Easier 5-man content currently gives equal or superior rewards. Because the only real penalty for failure in a MMORPG is loss of time, choosing to do something that offers sub-optimal returns for your time means that you have already failed, even if nothing else goes wrong.
The Leeching System
The dirty little secret of WoW's dungeon finder is that the system is built on trivializing content. Icecrown raiders can easily triple the DPS I was doing a year ago when I cleared all the heroics for the first time, so even a single raider can literally carry two empty slots' worth of DPS through a five man group. Tobold himself titled a post describing the system "Sometimes you just have to leech" just a week ago.
But why would overgeared players want to do this? The answer is that they didn't until Blizzard offered rewards that were absurdly out of line with the difficulty of the content. This simultaneously made success worth the raider's time and nigh-guaranteed success by ensuring that groups would be filled with at least some similarly overgeared players.
Both side of this equation are crucial - without rewards, players won't want to run content, but it doesn't matter how good the rewards are if players believe that the attempt to get them won't be successful. This was the problem that made Blizzard attempt to raise the ante for the unpopular Oculus.
(The same principle holds true for leveling dungeons - players aren't as likely to massively overgear these dungeons if they don't have heirlooms, but character power has increased significantly since 2004 due to more powerful talents, glyphs, etc.

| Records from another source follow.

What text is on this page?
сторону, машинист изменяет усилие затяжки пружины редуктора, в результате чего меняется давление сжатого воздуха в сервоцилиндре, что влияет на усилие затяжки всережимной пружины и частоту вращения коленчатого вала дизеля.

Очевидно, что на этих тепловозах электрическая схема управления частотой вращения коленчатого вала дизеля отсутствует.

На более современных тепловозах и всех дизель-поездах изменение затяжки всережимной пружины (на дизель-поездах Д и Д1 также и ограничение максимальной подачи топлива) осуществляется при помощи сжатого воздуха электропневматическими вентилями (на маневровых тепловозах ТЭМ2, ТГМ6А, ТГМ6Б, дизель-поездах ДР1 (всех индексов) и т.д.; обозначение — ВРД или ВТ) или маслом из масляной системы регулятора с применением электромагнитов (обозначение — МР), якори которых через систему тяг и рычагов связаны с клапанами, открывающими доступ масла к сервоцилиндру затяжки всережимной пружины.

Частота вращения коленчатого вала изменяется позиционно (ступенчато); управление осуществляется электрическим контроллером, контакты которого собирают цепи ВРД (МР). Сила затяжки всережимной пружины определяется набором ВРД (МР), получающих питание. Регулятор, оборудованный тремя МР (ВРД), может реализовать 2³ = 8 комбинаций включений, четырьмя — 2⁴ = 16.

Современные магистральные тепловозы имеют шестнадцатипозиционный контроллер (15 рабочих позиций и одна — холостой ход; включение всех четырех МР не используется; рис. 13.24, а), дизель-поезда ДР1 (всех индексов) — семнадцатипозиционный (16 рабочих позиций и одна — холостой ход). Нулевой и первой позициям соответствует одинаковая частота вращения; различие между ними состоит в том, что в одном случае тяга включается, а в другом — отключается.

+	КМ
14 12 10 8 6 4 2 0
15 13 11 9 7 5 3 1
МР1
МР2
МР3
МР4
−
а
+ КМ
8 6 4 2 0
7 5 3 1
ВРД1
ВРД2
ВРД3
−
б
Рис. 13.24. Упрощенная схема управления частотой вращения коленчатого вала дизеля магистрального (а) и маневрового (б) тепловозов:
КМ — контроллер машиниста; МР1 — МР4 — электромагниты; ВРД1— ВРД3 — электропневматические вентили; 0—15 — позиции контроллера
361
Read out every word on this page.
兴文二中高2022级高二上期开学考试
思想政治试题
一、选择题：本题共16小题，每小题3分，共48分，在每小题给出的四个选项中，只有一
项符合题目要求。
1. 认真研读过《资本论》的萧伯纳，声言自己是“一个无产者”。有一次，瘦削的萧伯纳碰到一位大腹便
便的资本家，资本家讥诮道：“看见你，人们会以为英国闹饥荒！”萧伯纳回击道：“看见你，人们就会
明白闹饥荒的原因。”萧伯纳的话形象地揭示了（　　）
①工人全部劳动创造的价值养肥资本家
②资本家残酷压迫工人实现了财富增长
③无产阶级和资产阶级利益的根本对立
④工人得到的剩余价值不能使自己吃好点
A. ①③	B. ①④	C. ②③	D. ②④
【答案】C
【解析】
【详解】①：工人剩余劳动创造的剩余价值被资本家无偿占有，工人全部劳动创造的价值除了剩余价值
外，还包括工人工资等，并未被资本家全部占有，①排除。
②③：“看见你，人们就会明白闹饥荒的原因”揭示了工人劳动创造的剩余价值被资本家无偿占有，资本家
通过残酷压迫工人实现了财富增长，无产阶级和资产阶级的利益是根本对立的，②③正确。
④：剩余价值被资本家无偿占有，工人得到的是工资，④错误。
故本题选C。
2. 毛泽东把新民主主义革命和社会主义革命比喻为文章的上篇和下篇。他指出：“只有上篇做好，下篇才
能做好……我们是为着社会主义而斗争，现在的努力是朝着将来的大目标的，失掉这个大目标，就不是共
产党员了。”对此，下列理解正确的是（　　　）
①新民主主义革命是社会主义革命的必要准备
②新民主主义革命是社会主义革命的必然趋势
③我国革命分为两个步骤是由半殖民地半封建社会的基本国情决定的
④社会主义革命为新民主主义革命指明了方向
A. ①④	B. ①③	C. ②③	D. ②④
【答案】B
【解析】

The result is that appropriately leveled characters are more powerful than launch-era dungeons were balanced for, especially if you consider that players who voluntarily opt into group content repeatedly when they could solo instead are likely more experienced and competent at running in groups.)
Implications for Cataclysm
Tobold says that the current massive rewards for use of the group system were necessary only to convince players to give the new system a try. I am less convinced. There was a non-trivial period of time (at a minimum, the entire 3.2 era) in which it was very hard to get groups for 5-man content, even though that content was likely to be easily cleared, because none of the rewards were relevant to current tier raiders.
Raiders are generally among the most active group players in WoW, and I am not convinced that the current level of demand for the dungeon system is sustainable if Blizzard fails to provide motivation for raiders to participate. The random dungeon rewards in Cataclysm will certainly start at least a tier below the top raid rewards at launch, but I would be very surprised to see them stay there beyond the expansion's first content patch (or, at most, two patches in). The bigger concern is that, as I mentioned above, there's a second side to the effort-reward equation. It does not matter how good the potential rewards are if players are not confident that they will receive them.
The real test of the automatic group finder will be seeing how it tolerates the early months of the expansion, when few players will be overgeared, making the content relatively more difficult. The dungeon finder may have expanded the demographics of players interested in group content, but many of those players now equate dungeons with quick, easy, and highly rewarding content. Blizzard will have a lot of unhappy players on their hands if the competent players that make the current ease of the dungeon system possible decide that only pre-made groups are viable due to the increased relative difficulty of the content.